In 1913 she was sent to Karachi, then still part of the British Raj, where she studied at St Joseph's Convent School and passed the Senior Cambridge examination in 1921. She then joined the staff of St Joseph’s School. She later passed the Secondary Teachers' Certificate Examination and went on to a teaching job at St Joseph's Convent School in the same city.

==Religious life==
In 1937 she founded the Congregation of the Franciscan Missionaries of Christ the King in Karachi, at JM3/574 Catholic Colony No. 2. This house was given to Mother Bridget by Anthony Venantius, in order to start the FMCK. They started growing and a convent was built in the same area, and they belong to St. Philomena's church, later named Christ The King. The congregation has grown and spread through various parts of India, Pakistan and Sharjah. In 1939 Sequeira was also elected as a member of the Municipal Council by the people of Karachi.

In 1946 Sequeira sailed to her ancestral city of Saligao, accompanied by three sisters of the congregation, landing in Goa on 13 May. They arrived at the house in Cotula where her aunt, Etelvina de Melo, operated St. Mary's Girls School, which had been founded in 1900 by Joshino Sequeira as the first English school for girls in Goa. Mother Bridget then took control of the school from her aunt. With this the Franciscan Missionaries became established in India.

Later the sisters would build their own modern structure on a hill in Donvaddo in Saligao, called the Lourdes Convent High School. It was built in three stages and finally completed in 1968.

After stepping down from the office of Superior General, Mother Bridget came to St. Elizabeth's Convent in Pomburpa, Goa where she joined ranks and files and moved quietly into the life of the sisters in Pomburpa.

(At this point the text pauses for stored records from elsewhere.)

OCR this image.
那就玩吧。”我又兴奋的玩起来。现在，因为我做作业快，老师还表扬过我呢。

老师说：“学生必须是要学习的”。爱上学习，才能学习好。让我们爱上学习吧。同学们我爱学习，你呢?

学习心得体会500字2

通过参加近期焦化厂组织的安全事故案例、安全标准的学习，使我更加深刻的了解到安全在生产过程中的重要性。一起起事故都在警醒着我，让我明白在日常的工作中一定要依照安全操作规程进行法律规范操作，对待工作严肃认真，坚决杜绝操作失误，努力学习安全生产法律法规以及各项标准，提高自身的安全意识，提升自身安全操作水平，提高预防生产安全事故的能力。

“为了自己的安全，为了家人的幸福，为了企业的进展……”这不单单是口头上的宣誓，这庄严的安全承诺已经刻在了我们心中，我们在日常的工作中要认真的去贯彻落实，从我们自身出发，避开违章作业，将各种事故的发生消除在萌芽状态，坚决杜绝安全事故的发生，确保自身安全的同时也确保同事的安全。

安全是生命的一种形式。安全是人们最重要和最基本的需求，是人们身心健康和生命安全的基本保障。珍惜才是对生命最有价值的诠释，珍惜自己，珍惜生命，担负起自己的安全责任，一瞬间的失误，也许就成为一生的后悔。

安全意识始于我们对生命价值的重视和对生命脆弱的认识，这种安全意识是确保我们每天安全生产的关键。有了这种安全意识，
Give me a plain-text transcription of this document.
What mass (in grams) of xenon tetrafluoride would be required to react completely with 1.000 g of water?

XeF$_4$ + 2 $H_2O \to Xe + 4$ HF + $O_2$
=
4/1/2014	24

The people there were keen on meeting her. She personally visited people who were ill or lonely and brought them comfort. Food was given generously to all in need. On 1 July 1987 Mother Bridget died in Christ the King Convent – Mother House in sector of Metropolitan Karachi.

==Legacy==
The congregation has constructed schools, orphanages, and hospitals, as well as homes for the aged and disabled. During their 10th General Chapter held in 2005, the sisters decided to move the motherhouse from Karachi to Old Goa and to divide the administration of the congregation into two provinces: the province of Saint Francis of Assisi in Pakistan and Saint Clare's Province in India, as well as three regions, which are expected to develop into full provinces.

In 2010 there were 61 sisters in Pakistan, still working in their various institutions and ministries under the congregation.